- #1
Argelium
- 25
- 7
Homework Statement
A cylinder with radius ##R## and height ##h## which has a distributed charge on its surface with density ##\sigma## spins over its axis with angular velocity ##\omega##.
If the cylinder has a mass density ##\rho##, find the relationship between magnetic momentum and angular momentum.
Homework Equations
$$L=I\omega$$
$$m_{mag}=IA$$
The Attempt at a Solution
So my professor gave a hint that there should be no radius or height terms. However I attempted this:
First of all we must calculate two magnetic momentums, the one due to lateral surface area and another due to the cylinder heads.
For the first one consider a ##dI## on the surface area.

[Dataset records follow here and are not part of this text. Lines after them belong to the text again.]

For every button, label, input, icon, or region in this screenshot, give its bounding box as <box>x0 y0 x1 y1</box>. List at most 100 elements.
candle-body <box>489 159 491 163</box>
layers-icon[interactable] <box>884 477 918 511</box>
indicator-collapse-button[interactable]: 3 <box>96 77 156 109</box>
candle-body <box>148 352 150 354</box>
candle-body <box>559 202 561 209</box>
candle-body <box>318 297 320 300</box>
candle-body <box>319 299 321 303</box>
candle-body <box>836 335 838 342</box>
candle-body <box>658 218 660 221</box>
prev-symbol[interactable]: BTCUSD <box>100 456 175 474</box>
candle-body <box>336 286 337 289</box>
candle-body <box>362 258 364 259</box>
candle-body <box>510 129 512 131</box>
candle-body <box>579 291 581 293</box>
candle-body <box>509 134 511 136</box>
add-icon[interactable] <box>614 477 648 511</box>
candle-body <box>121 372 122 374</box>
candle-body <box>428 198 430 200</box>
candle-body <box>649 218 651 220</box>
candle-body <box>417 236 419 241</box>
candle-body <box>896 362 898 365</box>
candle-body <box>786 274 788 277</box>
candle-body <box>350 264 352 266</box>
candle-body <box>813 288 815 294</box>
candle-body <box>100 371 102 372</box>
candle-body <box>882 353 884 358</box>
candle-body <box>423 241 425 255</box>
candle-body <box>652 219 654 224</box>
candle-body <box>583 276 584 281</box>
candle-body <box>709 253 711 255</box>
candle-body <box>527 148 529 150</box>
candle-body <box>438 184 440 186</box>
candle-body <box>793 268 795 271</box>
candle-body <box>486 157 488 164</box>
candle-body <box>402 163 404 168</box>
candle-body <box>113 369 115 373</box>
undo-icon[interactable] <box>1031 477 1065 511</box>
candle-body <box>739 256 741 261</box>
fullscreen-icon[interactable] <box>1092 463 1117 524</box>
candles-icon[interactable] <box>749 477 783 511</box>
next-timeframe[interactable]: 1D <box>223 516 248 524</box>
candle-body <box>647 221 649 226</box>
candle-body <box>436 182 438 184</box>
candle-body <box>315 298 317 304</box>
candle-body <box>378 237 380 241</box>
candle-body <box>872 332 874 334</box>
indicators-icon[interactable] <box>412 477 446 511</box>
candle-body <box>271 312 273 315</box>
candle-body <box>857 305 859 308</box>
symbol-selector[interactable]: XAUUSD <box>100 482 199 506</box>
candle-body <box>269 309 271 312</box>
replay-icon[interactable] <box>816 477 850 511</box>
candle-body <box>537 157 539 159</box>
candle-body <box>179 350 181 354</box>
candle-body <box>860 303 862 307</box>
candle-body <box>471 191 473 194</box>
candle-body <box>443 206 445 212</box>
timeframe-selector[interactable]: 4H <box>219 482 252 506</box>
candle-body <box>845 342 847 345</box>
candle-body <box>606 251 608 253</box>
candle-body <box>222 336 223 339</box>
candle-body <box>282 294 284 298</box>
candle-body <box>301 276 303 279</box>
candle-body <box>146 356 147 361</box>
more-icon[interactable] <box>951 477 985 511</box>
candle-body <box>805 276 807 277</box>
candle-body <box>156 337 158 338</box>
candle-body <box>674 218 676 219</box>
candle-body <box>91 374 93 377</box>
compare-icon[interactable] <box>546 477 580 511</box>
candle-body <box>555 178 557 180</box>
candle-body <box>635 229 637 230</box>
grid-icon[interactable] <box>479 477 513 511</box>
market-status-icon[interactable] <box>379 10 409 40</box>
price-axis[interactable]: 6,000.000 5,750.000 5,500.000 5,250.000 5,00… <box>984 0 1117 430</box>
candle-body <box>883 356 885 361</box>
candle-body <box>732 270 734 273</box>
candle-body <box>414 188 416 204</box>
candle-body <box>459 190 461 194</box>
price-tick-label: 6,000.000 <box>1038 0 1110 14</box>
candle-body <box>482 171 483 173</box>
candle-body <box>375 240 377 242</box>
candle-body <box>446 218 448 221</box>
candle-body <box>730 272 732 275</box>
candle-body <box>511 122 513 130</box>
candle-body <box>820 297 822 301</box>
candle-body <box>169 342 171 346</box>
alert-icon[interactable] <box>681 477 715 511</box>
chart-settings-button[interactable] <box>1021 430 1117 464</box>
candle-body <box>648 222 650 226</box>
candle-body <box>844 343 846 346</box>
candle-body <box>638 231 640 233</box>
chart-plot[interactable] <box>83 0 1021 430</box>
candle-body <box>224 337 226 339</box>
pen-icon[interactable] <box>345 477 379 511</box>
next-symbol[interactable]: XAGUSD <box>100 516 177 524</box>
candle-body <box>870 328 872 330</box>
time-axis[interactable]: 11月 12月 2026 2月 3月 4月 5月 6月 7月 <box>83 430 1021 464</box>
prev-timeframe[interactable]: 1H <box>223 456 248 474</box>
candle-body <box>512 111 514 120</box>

$$dI=\frac{dq \omega}{2\pi} = \frac{\omega\sigma}{2\pi}Rd\theta dz$$
Then the magnetic momentum of the sides is
$$m=\omega\sigma R^2h \int d\theta dz$$
$$m=\omega RhQ$$
Then for each heads we can find the magnetic momentum to be
$$\frac{1}{4}\omega R^2 Q$$
So summing them all (both vectors have the same direction: parallel to angular velocity) we obtain
$$m_{tot}= \omega R(hQ+\frac{RQ}{2}$$
Doing the calculations yields that
$$L=\frac{R}{2h+R}\frac{M}{Q} m$$
Where ##M## is the mass.
Am I missing something or is my work correct?